El martes siguiente, el médico me dio la alegre noticia de que me iba a mi casa, después de que me enyesaran la pierna. Había tenido suerte, porque el accidente había sido grave. El viejo Olmo todavía persistía allí, pero unos días después cuando volví para llevarles un obsequio a las enfermeras, fui a la habitación y ya no estaba. Pregunté por él y me dijeron que había regresado al Gerontocomio Municipal. Pensé en ir, en realidad sin saber para qué ni por qué. En definitiva, al poco tiempo me quitaron el yeso, las consecuencias del accidente quedaron en el olvido y yo volví a mi vida habitual, la de costumbre: unas pocas horas en la docencia y la mayor parte del día en el estudio de publicidad, en el cual intentaba a duras penas, conformarme en él o por lo menos atenuar la sensación intermitente de ser un extranjero.

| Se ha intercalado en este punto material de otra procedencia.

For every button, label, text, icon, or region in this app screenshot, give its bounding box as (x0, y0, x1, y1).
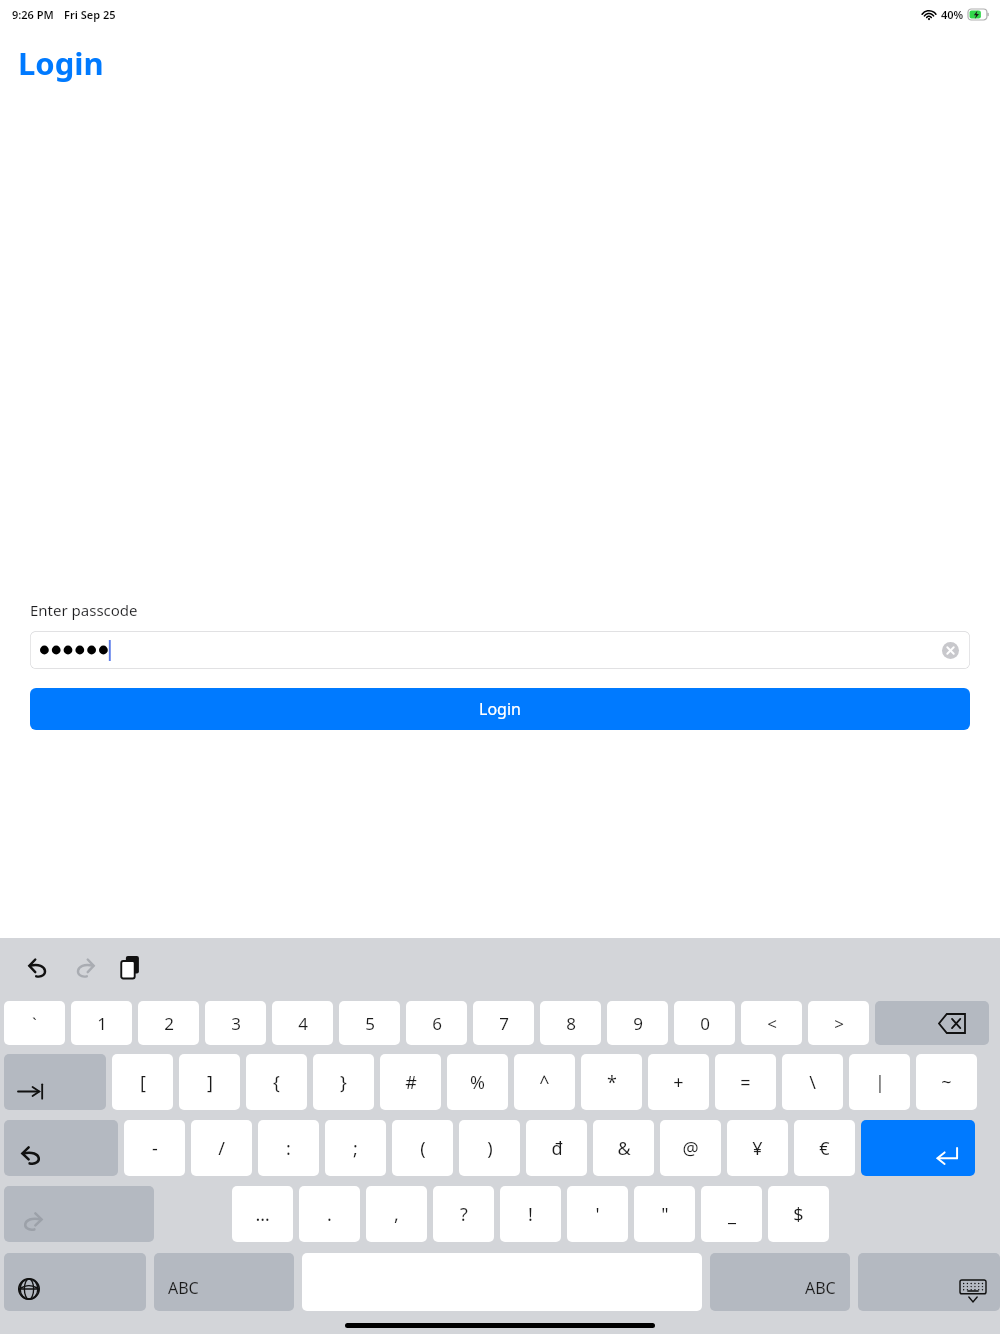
button[interactable]: . (299, 1186, 360, 1242)
button[interactable]: ! (500, 1186, 561, 1242)
staticText: ^ (539, 1070, 550, 1095)
button[interactable]: - (124, 1120, 185, 1176)
button[interactable]: & (593, 1120, 654, 1176)
button[interactable]: Clear text (30, 631, 970, 669)
staticText: ABC (168, 1277, 199, 1299)
staticText: _ (728, 1202, 736, 1227)
button[interactable]: _ (701, 1186, 762, 1242)
button[interactable]: ^ (514, 1054, 575, 1110)
button[interactable]: : (258, 1120, 319, 1176)
button[interactable]: Next keyboard (4, 1253, 146, 1311)
button[interactable]: 9 (607, 1001, 668, 1045)
button[interactable]: % (447, 1054, 508, 1110)
button[interactable]: 6 (406, 1001, 467, 1045)
staticText: 9:26 PM (12, 7, 54, 22)
button[interactable]: 7 (473, 1001, 534, 1045)
button[interactable]: ~ (916, 1054, 977, 1110)
button[interactable]: / (191, 1120, 252, 1176)
button[interactable]: } (313, 1054, 374, 1110)
button[interactable]: € (794, 1120, 855, 1176)
button[interactable]: Paste (112, 949, 148, 985)
button[interactable]: Hide keyboard (858, 1253, 1000, 1311)
button[interactable]: { (246, 1054, 307, 1110)
button[interactable]: … (232, 1186, 293, 1242)
button[interactable]: 1 (71, 1001, 132, 1045)
button[interactable]: Backspace (875, 1001, 989, 1045)
button[interactable]: + (648, 1054, 709, 1110)
button[interactable]: 5 (339, 1001, 400, 1045)
button[interactable]: > (808, 1001, 869, 1045)
button[interactable]: đ (526, 1120, 587, 1176)
staticText: Enter passcode (30, 600, 138, 620)
button[interactable]: ( (392, 1120, 453, 1176)
button[interactable]: = (715, 1054, 776, 1110)
button[interactable]: ` (4, 1001, 65, 1045)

Dos años más tarde, una antigua colega, me ofreció unas horas en un colegio secundario muy humilde que estaba a dos cuadras del estudio. Estaba por negarme, cuando me dijo: "La escuela se llama Salvador Mazza, el médico que combatió el mal de Chagas". No quise ser terminante y le pedí unos días para pensarlo. Es increíble cómo ocurren las cosas, a veces parece haber una continuidad secreta que impulsa nuestras decisiones. Pedí permiso para salir del estudio y me dirigí hacia la escuela con la convicción de comunicar mi negativa, pero a poco de llegar me crucé con un anciano de aspecto desvalido, que se acercó y me dijo: "Estoy perdido, necesito regresar a mi casa. Un vecino me indicó con una sonrisa indulgente que el anciano vivía a dos cuadras de allí. No vacilé en acompañarlo hasta una casa muy humilde donde unos niños jugaban con una pelota de trapo. El abuelo está aquí, gritó uno de ellos. Una mujer agraviada por los años salió a recibirnos y me explicó, con tímida vergüenza que mi padre cada tanto se pierde, los médicos dijeron que es propio de algunos viejos. No sabía qué hacer para agradecerme, pero le expliqué que debía retirarme. Retrocedí sobre mis pasos y enseguida, leí el nombre de la escuela en un portón rudimentario y un tanto maltrecho. Titubeé; pero una voz dentro de mí repitió: "No sé por qué pero aquí estamos los dos". Volví al estudio, donde alguien me preguntó de dónde venía. Algo reconocible de mi origen irrumpió de repente. "Vengo de la Mazza" le respondí y en ese momento, incluso sorprendido de mi propia respuesta, supe que había hecho bien en aceptar.